James Madison once observed that "there are more instances of abridgment of the freedom of the people by gradual and silent encroachments of those in power than by violent and sudden usurpations" . Liberty is seldom lost all at once. Tyranny rarely makes its first appearance goose-stepping down Main Street; it comes, with apologies to Carl Sandburg, on little cat feet. While we sit complacently, satisfied with our cable televisions and microwave popcorn, tyranny, in its larval form, slowly metamorphoses from civil servant to fuhrer.


It is not the bureaucracy which is to blame, but ourselves. We have grown so accustomed to the results of liberty, we no longer concern ourselves with the process by which they were obtained.
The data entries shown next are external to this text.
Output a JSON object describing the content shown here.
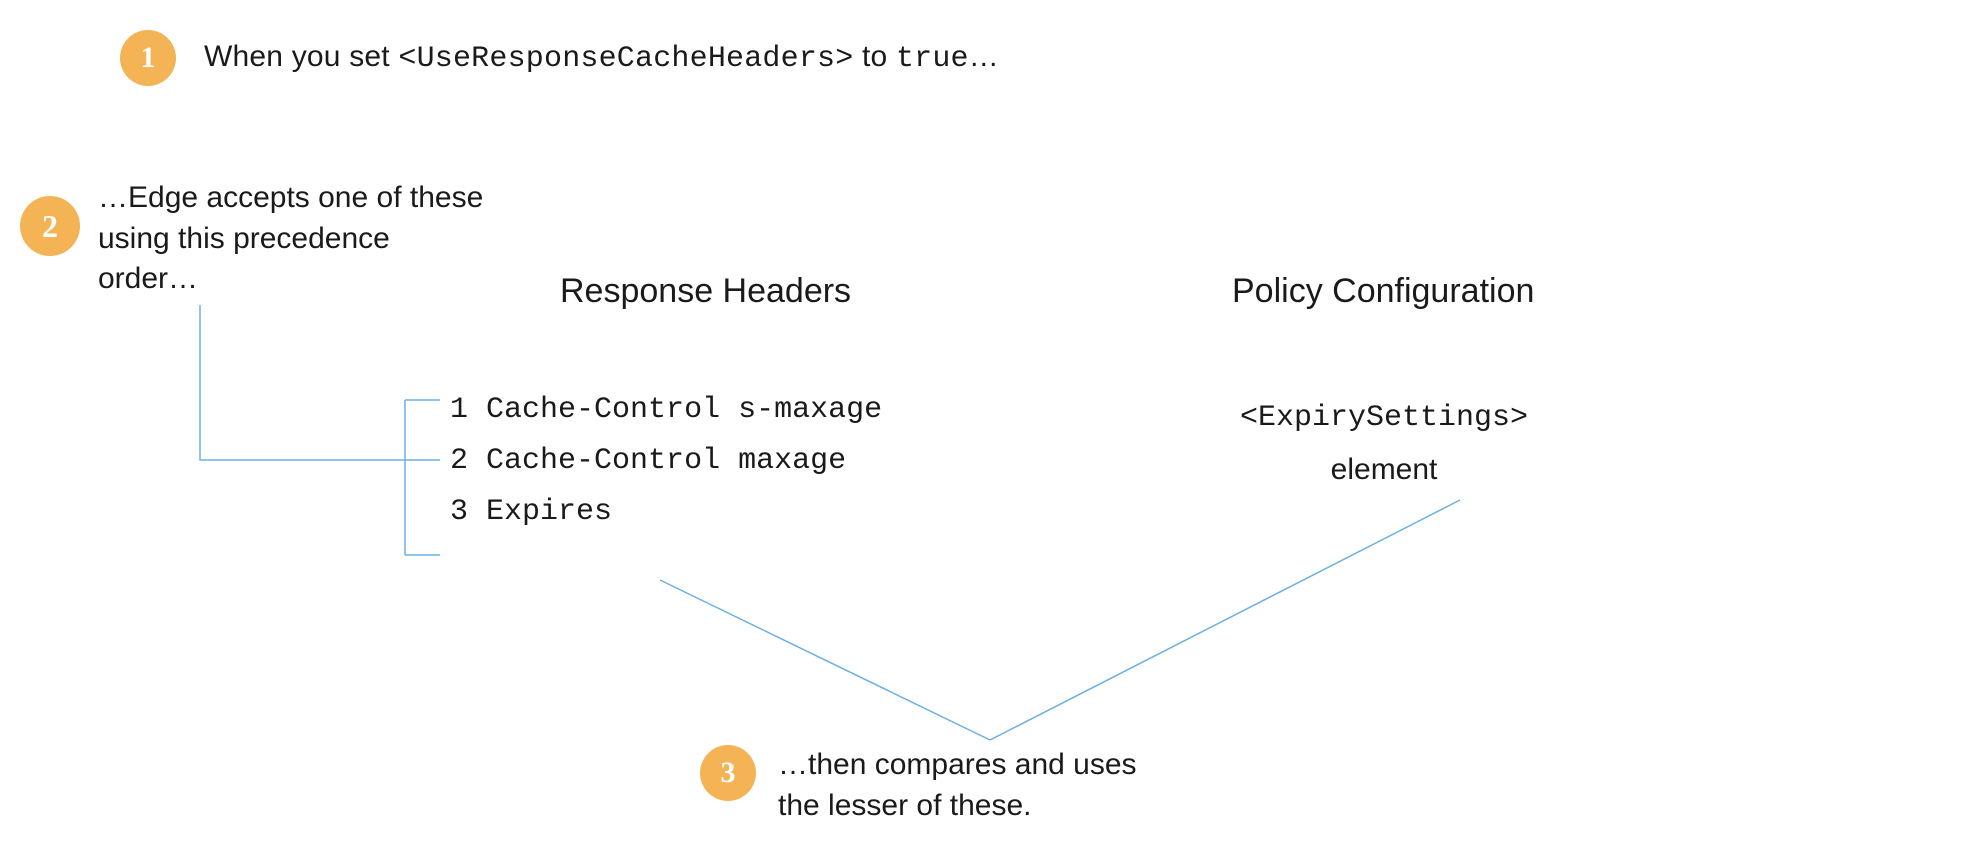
{
  "step1": {
    "number": "1",
    "prefix": "When you set ",
    "tag": "<UseResponseCacheHeaders>",
    "mid": " to ",
    "value": "true",
    "suffix": "…"
  },
  "step2": {
    "number": "2",
    "text": "…Edge accepts one of these using this precedence order…"
  },
  "responseHeaders": {
    "title": "Response Headers",
    "items": [
      {
        "num": "1",
        "label": "Cache-Control s-maxage"
      },
      {
        "num": "2",
        "label": "Cache-Control maxage"
      },
      {
        "num": "3",
        "label": "Expires"
      }
    ]
  },
  "policy": {
    "title": "Policy Configuration",
    "tag": "<ExpirySettings>",
    "label": "element"
  },
  "step3": {
    "number": "3",
    "text": "…then compares and uses the lesser of these."
  }
}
We have enough to eat, a place to live, schools, entertainment, health care; we are so accustomed to our wealth it seems to us a necessity, and we cringe at the thought of any of our neighbors doing without all the creature comforts. "Yes!" we cry. "Give them health care!" Bureaucracies, though, like the governments which spawn them, have nothing of their own to give. Governments must first take, and, as the inevitable waste, politics and inefficiency require more and more to sustain the bureaucracy, we the people are left with less and less. If your neighbor needs help, do not trust empty promises of official compassion; help your neighbor.


It has been said that a family which achieves wealth can expect it to last only three generations. As the younger generations become further removed from the work, risk and responsibility required to attain material success, they lose not only the ability to earn, but even to keep their inheritance. As the distant grandchildren of a revolution we still celebrate, we are the fated third generation of a wealth of liberty. We claim to know the value of our treasure, but we steadily trade it away for promises of comfort, pleasure and possessions. We did not earn our liberty, nor have we ever lived without it. Are we, then, like the progeny of old wealth, fated to leave our own children destitute?